Lian Gogali, pendiri Institut Mosintuwu yang juga menjadi bagian dari Gusdurian Poso mengatakan, bantuan-bantuan sperti bahan pokok adalah penyangga sementara waktu saja untuk membantu keluarga-keluarga menghadapi masa awal yang sulit ini. Warga yang terdampak tidak selamanya harus bergantung pada bantuan, termasuk BLT atau bantuan lainnya. Karena itu dia mengajak semua orang untuk mulai menanam, menghasilkan bahan pangan sendiri sebisa mungkin. Memanfaatkan lahan pekarangan atau mengolah lahan yang ada. 

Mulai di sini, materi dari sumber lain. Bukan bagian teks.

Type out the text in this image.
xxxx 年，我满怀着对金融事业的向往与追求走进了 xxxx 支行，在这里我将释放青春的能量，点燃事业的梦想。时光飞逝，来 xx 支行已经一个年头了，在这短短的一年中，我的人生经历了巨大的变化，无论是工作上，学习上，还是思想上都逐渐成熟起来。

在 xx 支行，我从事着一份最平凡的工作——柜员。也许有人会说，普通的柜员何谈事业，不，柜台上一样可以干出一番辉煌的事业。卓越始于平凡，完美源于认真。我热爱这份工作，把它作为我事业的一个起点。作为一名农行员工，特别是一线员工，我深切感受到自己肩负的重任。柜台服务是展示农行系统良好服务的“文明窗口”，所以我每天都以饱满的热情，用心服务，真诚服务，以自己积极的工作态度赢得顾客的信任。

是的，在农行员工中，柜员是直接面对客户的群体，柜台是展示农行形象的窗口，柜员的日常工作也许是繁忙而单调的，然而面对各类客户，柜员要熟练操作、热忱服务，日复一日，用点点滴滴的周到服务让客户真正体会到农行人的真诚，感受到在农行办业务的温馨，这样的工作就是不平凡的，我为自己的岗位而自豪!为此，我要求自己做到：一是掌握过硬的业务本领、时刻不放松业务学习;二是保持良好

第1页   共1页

Dimulai dari menanam sayuran menggunakan polibek dilahan sempit atau di teras rumah dan menanam di lahan yang lebih luas secara berkelompok menurut Lian Gogali dapat membantu para petani setidaknya memenuhi sebagian kebutuhan hidup mereka. Kegiatan ini juga bisa membangun solidaritas, saling berbagi diantara para petani dengan orang-orang lain yang sangat membutuhkan namun tidak punya akses berkebun atau menanam.